In Defense of the Faith |

Dave Hunt

Discipline and Maturity through Prayer

Question: It is my understanding that Christians should pray “according to God’s will.” Why doesn’t God just do His will without being advised how to do it? And if He knows everything, why does He need anyone to tell Him what needs to be done? If God “cares for His own,” as I have so often heard preached, then why do “His own” ever have to cry to Him to supply their needs?

Response: No one who truly understands prayer believes that, by this means, one advises God of anything He doesn’t already know or of how or when to do His will. Prayer is the expression of our desire to God, but true prayer is not an insistence upon that desire. Nor would anyone who knows God want to persuade Him to do anything that is contrary to His will even if such persuasion were possible. After all, God is wiser than we are. To express in prayer as Christ did as a man, “Not my will, but thine be done” (Luke:22:42), is to acknowledge one’s finite understanding and to surrender one’s desires to God’s infinite wisdom and love, knowing that His way is best.

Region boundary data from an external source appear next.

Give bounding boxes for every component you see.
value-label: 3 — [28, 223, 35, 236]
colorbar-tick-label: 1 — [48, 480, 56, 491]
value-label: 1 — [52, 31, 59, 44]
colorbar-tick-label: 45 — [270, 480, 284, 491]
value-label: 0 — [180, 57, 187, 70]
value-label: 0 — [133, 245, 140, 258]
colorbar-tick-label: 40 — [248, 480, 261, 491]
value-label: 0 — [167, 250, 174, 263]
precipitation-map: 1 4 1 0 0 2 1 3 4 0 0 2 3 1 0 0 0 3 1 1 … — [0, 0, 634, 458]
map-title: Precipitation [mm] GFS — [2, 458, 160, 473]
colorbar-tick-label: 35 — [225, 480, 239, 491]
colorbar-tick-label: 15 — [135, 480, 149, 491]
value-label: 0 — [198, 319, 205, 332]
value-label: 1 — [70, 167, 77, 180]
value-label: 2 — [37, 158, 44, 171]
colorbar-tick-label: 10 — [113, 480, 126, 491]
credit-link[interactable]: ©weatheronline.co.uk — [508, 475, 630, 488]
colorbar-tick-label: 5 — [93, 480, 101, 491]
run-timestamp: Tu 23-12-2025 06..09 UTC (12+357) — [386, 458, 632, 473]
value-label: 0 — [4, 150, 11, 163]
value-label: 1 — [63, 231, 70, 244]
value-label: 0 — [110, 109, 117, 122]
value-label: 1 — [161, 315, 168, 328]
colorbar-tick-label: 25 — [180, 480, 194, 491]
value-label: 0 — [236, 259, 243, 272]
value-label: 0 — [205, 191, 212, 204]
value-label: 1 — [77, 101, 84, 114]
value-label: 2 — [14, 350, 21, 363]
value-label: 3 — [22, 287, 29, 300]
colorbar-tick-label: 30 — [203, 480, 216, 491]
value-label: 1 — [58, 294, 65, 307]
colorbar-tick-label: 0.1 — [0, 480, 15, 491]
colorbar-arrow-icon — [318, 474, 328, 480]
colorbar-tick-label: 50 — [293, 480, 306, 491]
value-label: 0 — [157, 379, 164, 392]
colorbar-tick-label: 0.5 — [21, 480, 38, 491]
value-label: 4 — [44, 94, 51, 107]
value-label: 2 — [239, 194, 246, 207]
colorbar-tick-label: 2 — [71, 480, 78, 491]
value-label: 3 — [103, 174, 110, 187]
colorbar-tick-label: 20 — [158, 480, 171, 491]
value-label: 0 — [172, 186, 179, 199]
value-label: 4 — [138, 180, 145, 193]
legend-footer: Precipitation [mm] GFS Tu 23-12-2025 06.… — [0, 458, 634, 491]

Then why pray at all? Let’s look at a specific example. Suppose a person is seriously ill. Prayer for that person’s healing is an expression of one’s love and concern. It is also an admission that healing is in God’s hands and a confession of utter dependence upon Him. Suppose the person recovers so miraculously that there can be no doubt that God intervened. Would God have healed the person without prayer? Inasmuch as full recovery was clearly God’s will, we may be certain it would have occurred without prayer but perhaps not in an obviously miraculous manner.

So what was the point of prayer, if basically the same effect could have occurred without it? All prayer that is not self-centered is an opportunity to express to God one’s love and concern for others and at the same time to obediently submit to His will. Prayer can have a powerful effect in molding one’s character and bringing one closer to God. The godly person’s prayers begin to reflect more and more the will of God as He changes the character and thoughts and deeds of the one praying to conform to His will and plan in all things. God’s Spirit moves us to pray for the very thing that He is going to do. Thus the petitioner becomes God’s partner in the working out of His will on earth.

As for why those who are His own and for whom God cares should ever have any needs, there are several reasons. First of all, as any wise parent on earth would do for his children, our heavenly Father may be teaching patience and molding character by delaying answers to prayers for certain needs. There also may be conditions that must be met in one’s life before God sees fit to meet some need.

A child will never learn self-control and self-discipline and the other essential lessons in life if the parents instantly give him everything he wants. Knowing this and being confident of God’s love and care, one does not despair when prayers are not answered but seeks to learn what God is teaching. Of course, there is also the difference between what we may think are real needs and those things that God, in His wisdom, considers to be unnecessary or even harmful desires. Thankfully, we wait in vain for Him to provide those for us.